Urea level supplementation was correlated positively with ruminal NH₃-N concentration. The quantity of NH₃-N absorbed across the ruminal wall is determined mainly by diet but also by ruminal factors, with the most important factors being rumen degradable protein, contributions of endogenous sources of nitrogen (e. g., urea) to the ruminal NH₃-N pool, and dietary ruminally available energy (Reynolds & Kristensen, 2008). After absorption across the ruminal wall into the portal blood, NH₃-N reaching the liver is detoxified primarily to urea in the ornithine cycle (Khajehdizaj, Taghizadeh, & Nobari, 2014).
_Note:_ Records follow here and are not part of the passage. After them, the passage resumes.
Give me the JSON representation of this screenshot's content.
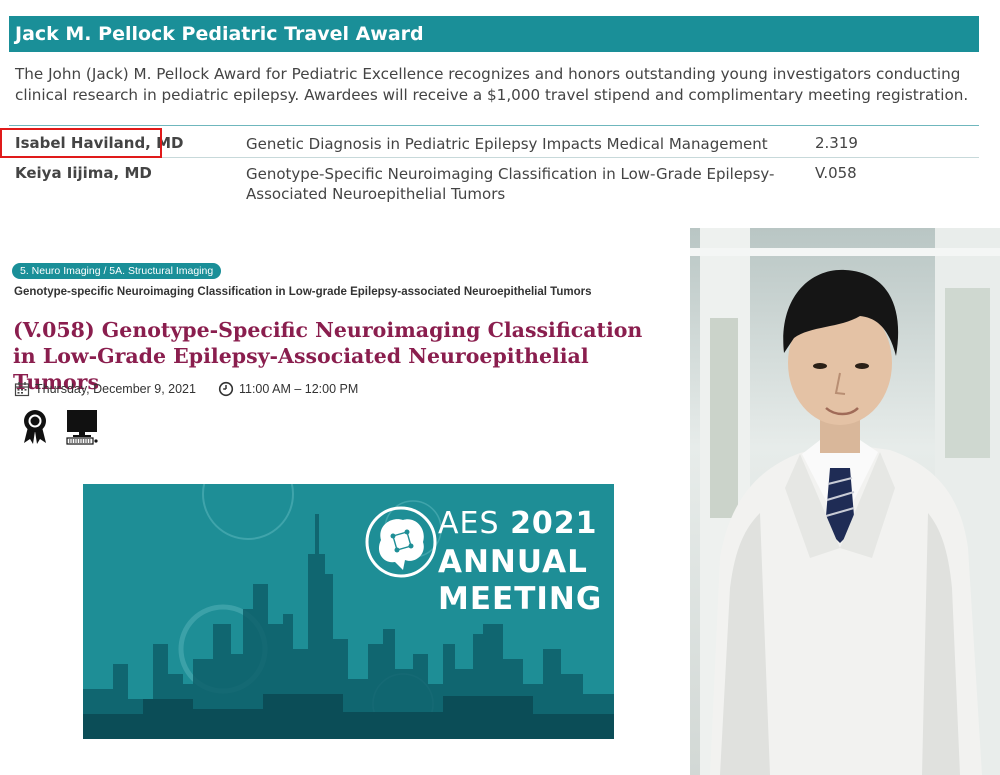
{
  "award": {
    "title": "Jack M. Pellock Pediatric Travel Award",
    "description": "The John (Jack) M. Pellock Award for Pediatric Excellence recognizes and honors outstanding young investigators conducting clinical research in pediatric epilepsy. Awardees will receive a $1,000 travel stipend and complimentary meeting registration.",
    "rows": [
      {
        "name": "Isabel Haviland, MD",
        "topic": "Genetic Diagnosis in Pediatric Epilepsy Impacts Medical Management",
        "code": "2.319"
      },
      {
        "name": "Keiya Iijima, MD",
        "topic": "Genotype-Specific Neuroimaging Classification in Low-Grade Epilepsy-Associated Neuroepithelial Tumors",
        "code": "V.058"
      }
    ],
    "highlight_color": "#e01a1a"
  },
  "abstract": {
    "category_tag": "5. Neuro Imaging / 5A. Structural Imaging",
    "subtitle": "Genotype-specific Neuroimaging Classification in Low-grade Epilepsy-associated Neuroepithelial Tumors",
    "title": "(V.058) Genotype-Specific Neuroimaging Classification in Low-Grade Epilepsy-Associated Neuroepithelial Tumors",
    "date": "Thursday, December 9, 2021",
    "time": "11:00 AM – 12:00 PM",
    "icons": [
      "award-ribbon-icon",
      "computer-monitor-icon"
    ]
  },
  "banner": {
    "line1_prefix": "AES ",
    "line1_year": "2021",
    "line2": "ANNUAL",
    "line3": "MEETING"
  },
  "colors": {
    "teal": "#1a8f98",
    "title_maroon": "#8a1e4e",
    "banner_bg": "#1e8e96"
  }
}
4.3 Effect of urea on serum metabolites

The serum metabolite concentrations of AST, ALT, GLU, BUN, FFA, β-HB and INS are commonly used to assess the nutritional status of livestock (Khajehdizaj et al., 2014). With liver damage, AST and ALT are released into the blood and consequently, these metabolites are often used as indicators of the health of the liver. Ammonium nitrogen is detoxified in the liver (Khajehdizaj et al., 2014), and the high level of dietary urea may affect the liver. However, the differences of serum AST and ALT did not differ among the four treatments in the present study which meant that the slow-release urea was not detrimental to the heifers. These two serum metabolites respond similarly to liver damage and, consequently, there was a correlation between them.
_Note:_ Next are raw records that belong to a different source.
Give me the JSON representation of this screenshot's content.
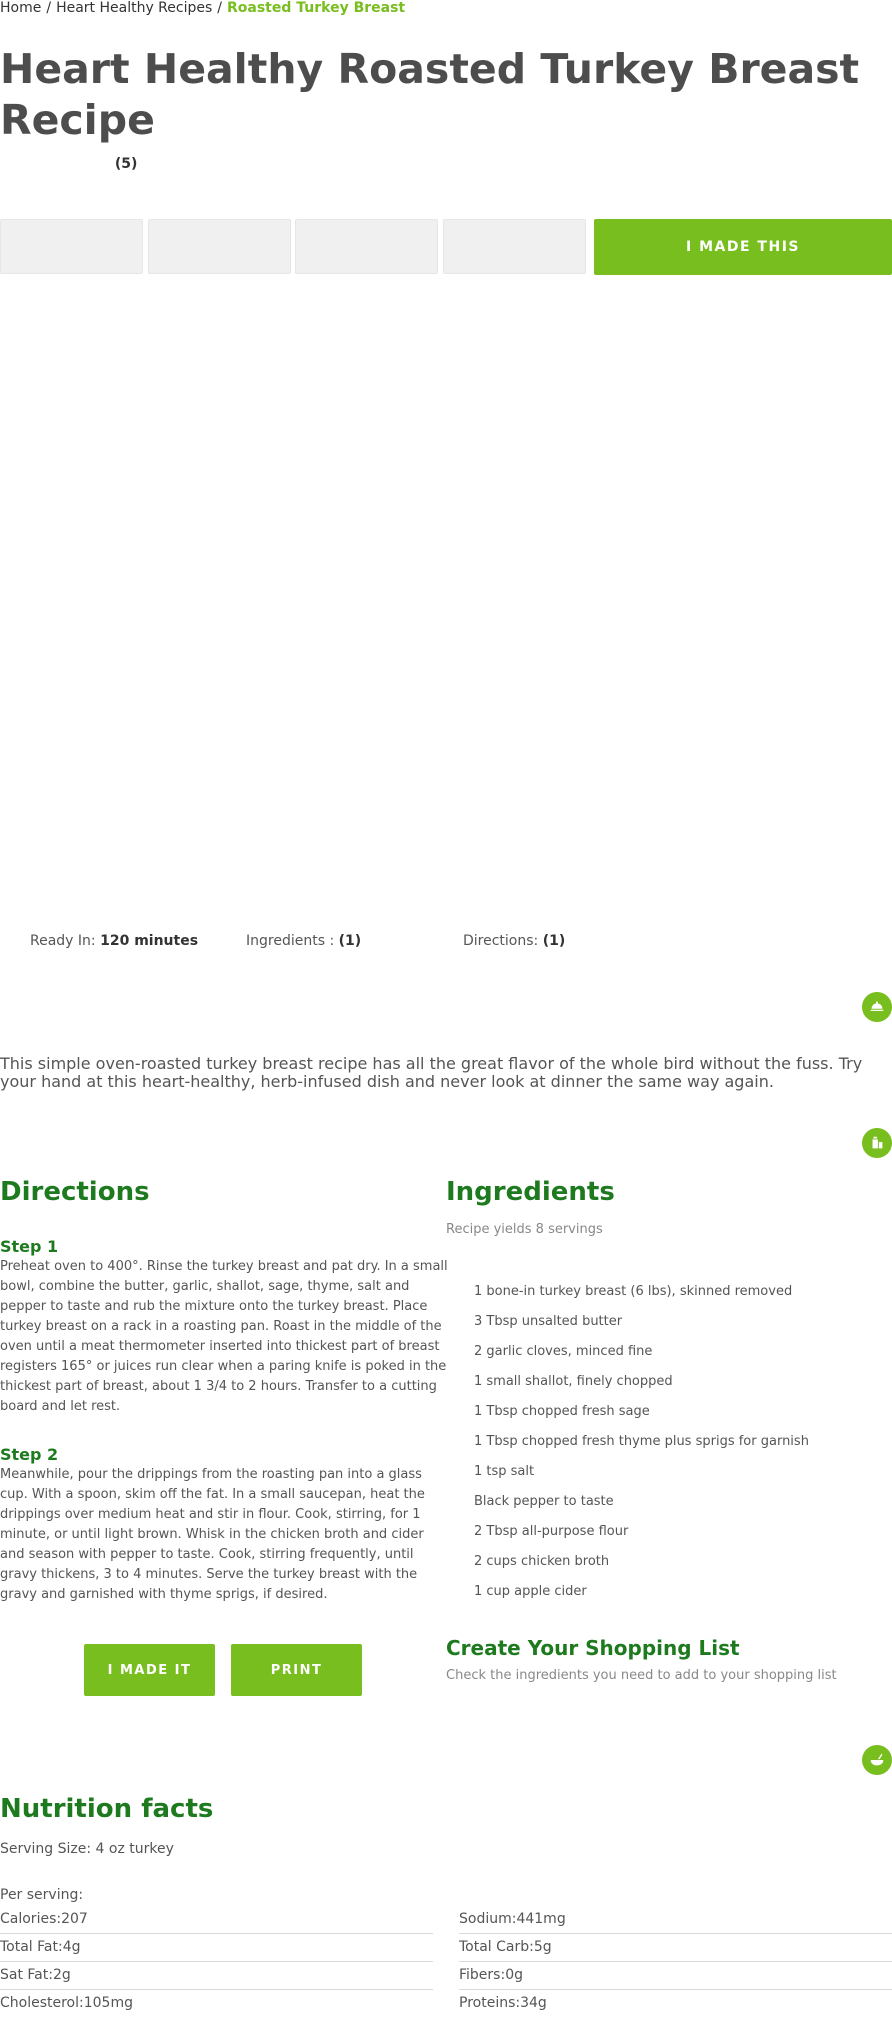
{
  "breadcrumb": {
    "home": "Home",
    "separator": "/",
    "parent": "Heart Healthy Recipes",
    "current": "Roasted Turkey Breast"
  },
  "title": "Heart Healthy Roasted Turkey Breast Recipe",
  "rating": {
    "count": "(5)"
  },
  "actions": {
    "made_this_top": "I MADE THIS"
  },
  "meta": {
    "ready_label": "Ready In:",
    "ready_value": "120 minutes",
    "ingredients_label": "Ingredients :",
    "ingredients_value": "(1)",
    "directions_label": "Directions:",
    "directions_value": "(1)"
  },
  "icons": {
    "description_icon": "dish-icon",
    "ingredients_icon": "ingredients-icon",
    "nutrition_icon": "bowl-icon"
  },
  "colors": {
    "accent": "#78be1e",
    "heading": "#1e7a1e",
    "text": "#555555",
    "button_gray": "#f0f0f0"
  },
  "description": "This simple oven-roasted turkey breast recipe has all the great flavor of the whole bird without the fuss. Try your hand at this heart-healthy, herb-infused dish and never look at dinner the same way again.",
  "directions": {
    "heading": "Directions",
    "steps": [
      {
        "title": "Step 1",
        "text": "Preheat oven to 400°. Rinse the turkey breast and pat dry. In a small bowl, combine the butter, garlic, shallot, sage, thyme, salt and pepper to taste and rub the mixture onto the turkey breast. Place turkey breast on a rack in a roasting pan. Roast in the middle of the oven until a meat thermometer inserted into thickest part of breast registers 165° or juices run clear when a paring knife is poked in the thickest part of breast, about 1 3/4 to 2 hours. Transfer to a cutting board and let rest."
      },
      {
        "title": "Step 2",
        "text": "Meanwhile, pour the drippings from the roasting pan into a glass cup. With a spoon, skim off the fat. In a small saucepan, heat the drippings over medium heat and stir in flour. Cook, stirring, for 1 minute, or until light brown. Whisk in the chicken broth and cider and season with pepper to taste. Cook, stirring frequently, until gravy thickens, 3 to 4 minutes. Serve the turkey breast with the gravy and garnished with thyme sprigs, if desired."
      }
    ],
    "made_it_button": "I MADE IT",
    "print_button": "PRINT"
  },
  "ingredients": {
    "heading": "Ingredients",
    "yields": "Recipe yields 8 servings",
    "items": [
      "1 bone-in turkey breast (6 lbs), skinned removed",
      "3 Tbsp unsalted butter",
      "2 garlic cloves, minced fine",
      "1 small shallot, finely chopped",
      "1 Tbsp chopped fresh sage",
      "1 Tbsp chopped fresh thyme plus sprigs for garnish",
      "1 tsp salt",
      "Black pepper to taste",
      "2 Tbsp all-purpose flour",
      "2 cups chicken broth",
      "1 cup apple cider"
    ]
  },
  "shopping": {
    "heading": "Create Your Shopping List",
    "note": "Check the ingredients you need to add to your shopping list"
  },
  "nutrition": {
    "heading": "Nutrition facts",
    "serving_size": "Serving Size: 4 oz turkey",
    "per_serving": "Per serving:",
    "left": [
      "Calories:207",
      "Total Fat:4g",
      "Sat Fat:2g",
      "Cholesterol:105mg"
    ],
    "right": [
      "Sodium:441mg",
      "Total Carb:5g",
      "Fibers:0g",
      "Proteins:34g"
    ]
  }
}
The concentration of BUN reflects the efficiency of protein synthesis and the urea recycling rate and is commonly used to assess the nutritional status of livestock. The urea recycling rate is correlated positively with the degradable N intake (Lapierre & Lobley, 2001). An increase in BUN level can indicate an increase of protein catabolism and urea recirculation in the liver, and a decrease of nitrogen retention (Hall et al., 1995; Stanley et al., 2002). The decrease of serum BUN in the U₁ and U_1.5 heifers compared with U₀ heifers indicated an increase of protein synthesis. However, the increase of BUN concentration in the diet with 2% urea inclusion was due mainly to the low DMI. Although 1.5% urea inclusion also reduced DMI, the level of BUN was not affected, which resulted in a high rate of protein catabolism and urea recycling, as was suggested by Hoover and Stokes (1991).
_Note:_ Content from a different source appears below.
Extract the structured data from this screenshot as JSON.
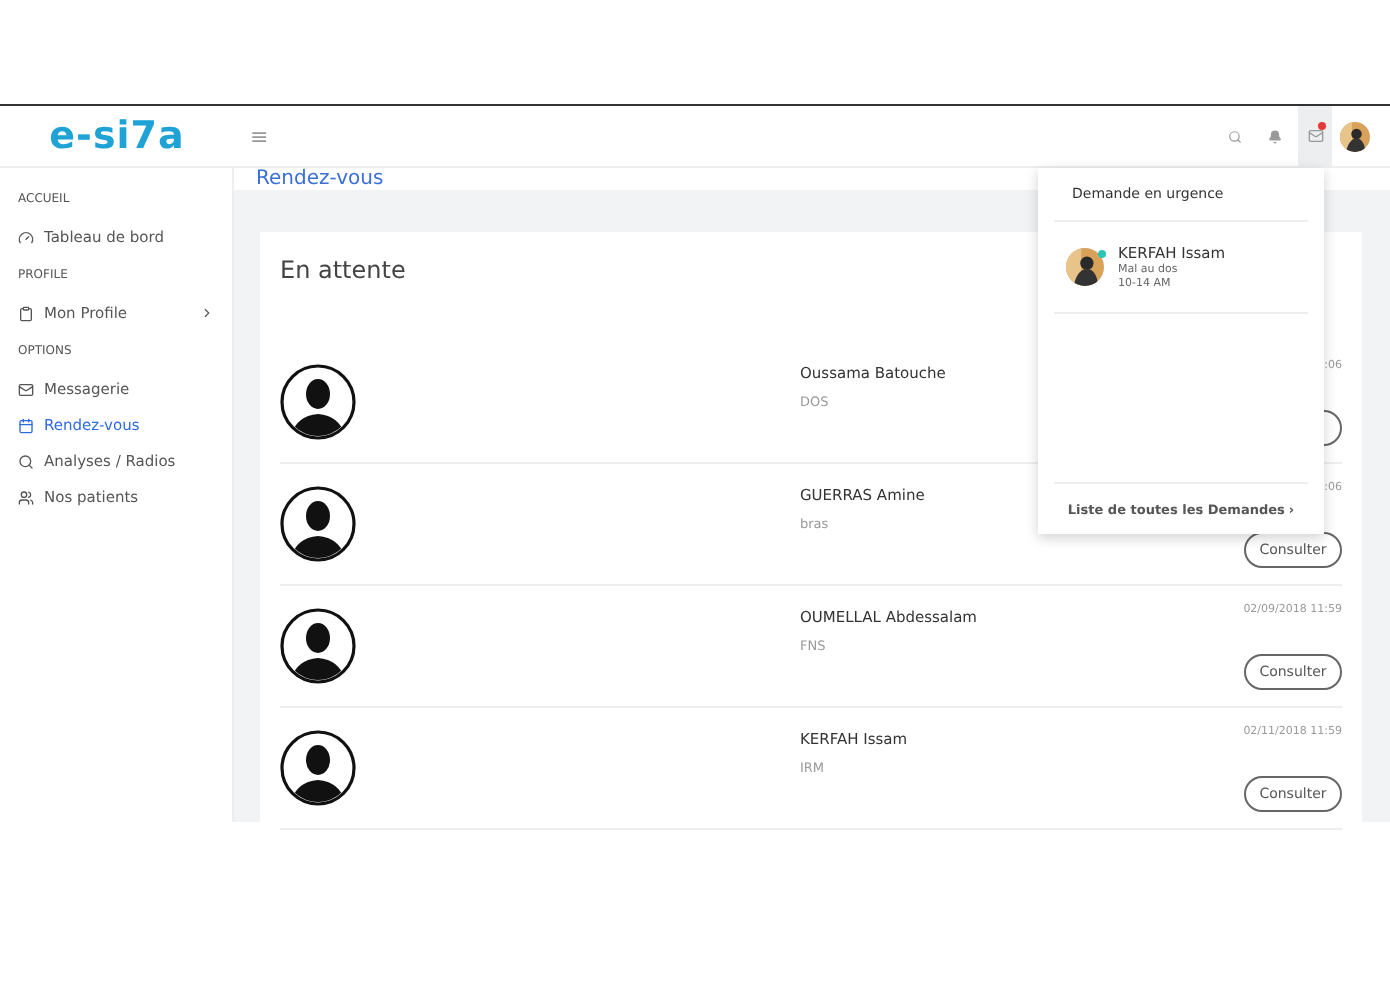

Blood GH plays a role in growth and fat decomposition in ruminants by inhibiting glucose utilization by muscle and adipose tissue, and by promoting liver gluconeogenesis and decomposition of glycogen (Richard & Stephens, 2011). Therefore, an increase in blood GH is generally concomitant with an increase in blood GLU and a decrease in blood FFA. Similarly, insulin also plays a role in promoting lipogenesis (McGillicuddy et al., 2009). No significant difference in blood GLU among the four treatments emerged in the current study. The U₂ heifers had higher levels of FFAs and tended to have lower levels of INS than the other treatments, which was due to the low feed energy intake in this group. Studies have shown that GLU is insensitive to change in body energy status because of its homeostatic regulation (Grünwaldt et al., 2005; Herdt, 2000). Serum FFAs are related to cow energy status and depot fat mobilization as a consequence of energy mobilization (Block et al., 2001). The heifers with the 2% urea supplement increased their live weight, but their higher blood FFA concentrations than the other groups indicated a lower energy status of these dairy heifers.